Talvez o corpo seja o caminho para sairmos do automatismo e voltarmos à vida.
Mas não me refiro a esse corpo que os anatomistas legitimaram no Ocidente, senão a um corpo vivo e complexo. Um corpo que pensa, que sente e que age simultaneamente, que integra em si o dentro e o fora.
Olhar para nosso corpo é desenhar um mapa vivo da nossa experiência, é entrar em contato com o que sou.
Eu sou meu corpo, diz Stanley Keleman.
Por tanto, a forma (o desenho) do meu corpo está diretamente vinculada à forma como me relaciono comigo, com os outros e à maneira como percebo o mundo.
É lógico que um corpo colapsado vai ter ideias colapsadas.

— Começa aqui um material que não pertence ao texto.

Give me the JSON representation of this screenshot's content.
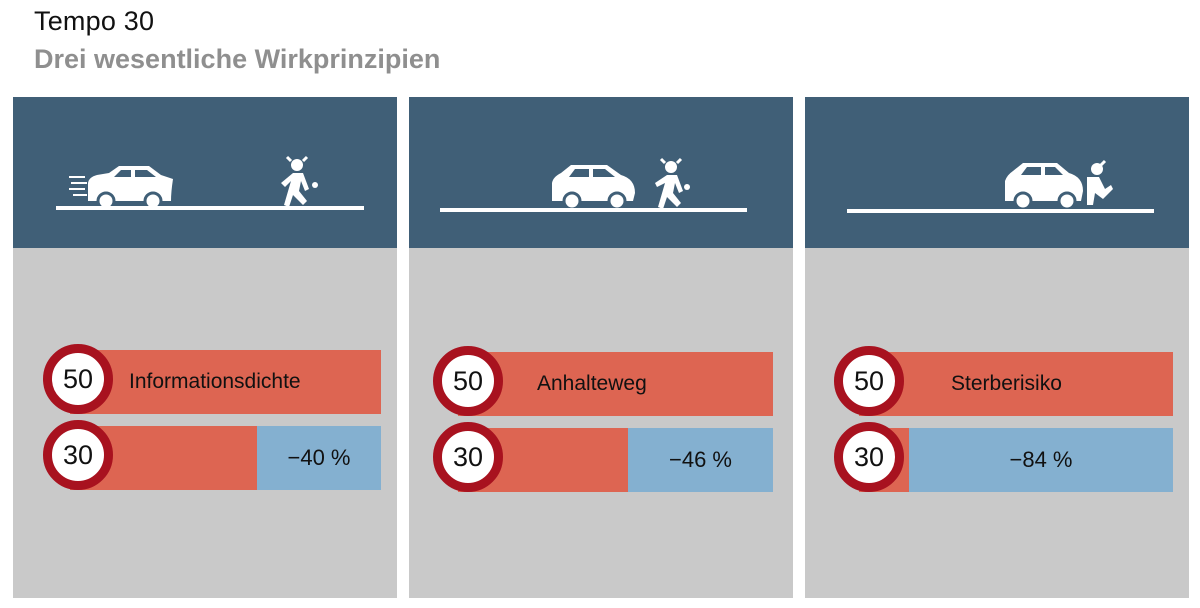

E que um corpo muito estruturado, com músculos densos, vai produzir outra qualidade de pensamentos, bem diferentes aos pensamentos de um corpo que tende a ser inchado e mais macio.
Não existe corpo certo ou errado.
O assunto está em reconhecer se estou satisfeita com a minha condição atual ou se preciso mudar algo para me sentir melhor, mais conectada .
Perguntar-me COMO me organizo corporalmente quando penso, sinto e ajo, é uma maneira de desenhar um mapa vivo da minha experiência.
Como está a superfície do meu corpo (a minha pele) quando sinto amor, quando quero estar perto de alguém ou quando quero ficar só?
Nascemos das relações.
A cada contato surge uma nova experiência.
A vida do corpo não é uma imagem fixa.
É um criar e desfazer contínuo de realidades,
que nos diz respeito à natureza impermanente da existência.
Em 1974 a fotógrafa Claudia Andujar, com ajuda de Carlos Zacquini, apresentou canetas hidrográficas para um grupo de indígena, da etnia Yanomami, com quem já tinha contato e intimidade.
Claudia pediu para eles desenharem cenas da vida cotidiana e personagens que achassem importantes.
Conheci este trabalho numa exposição de Claudia Andujar chamada A Luta Yanomami, feita no Instituto Moreira Salles no ano 2018, em São Paulo.
Fiquei impressionada com os desenhos, porque eles mostram que o corpo é muito mais amplo e misterioso do que a nossa mente pode imaginar.
Estes desenhos mostram que a percepção da vida não tem limites.
No meu país, Venezuela, também há muitas aldeias Yanomami.
Penso que, assim como o corpo, as fronteiras geográficas também são algo vivo, em constante movimento, que nosso corpo também é terra, e que através dele podemos resgatar a experiência original de sabermos que também somos natureza.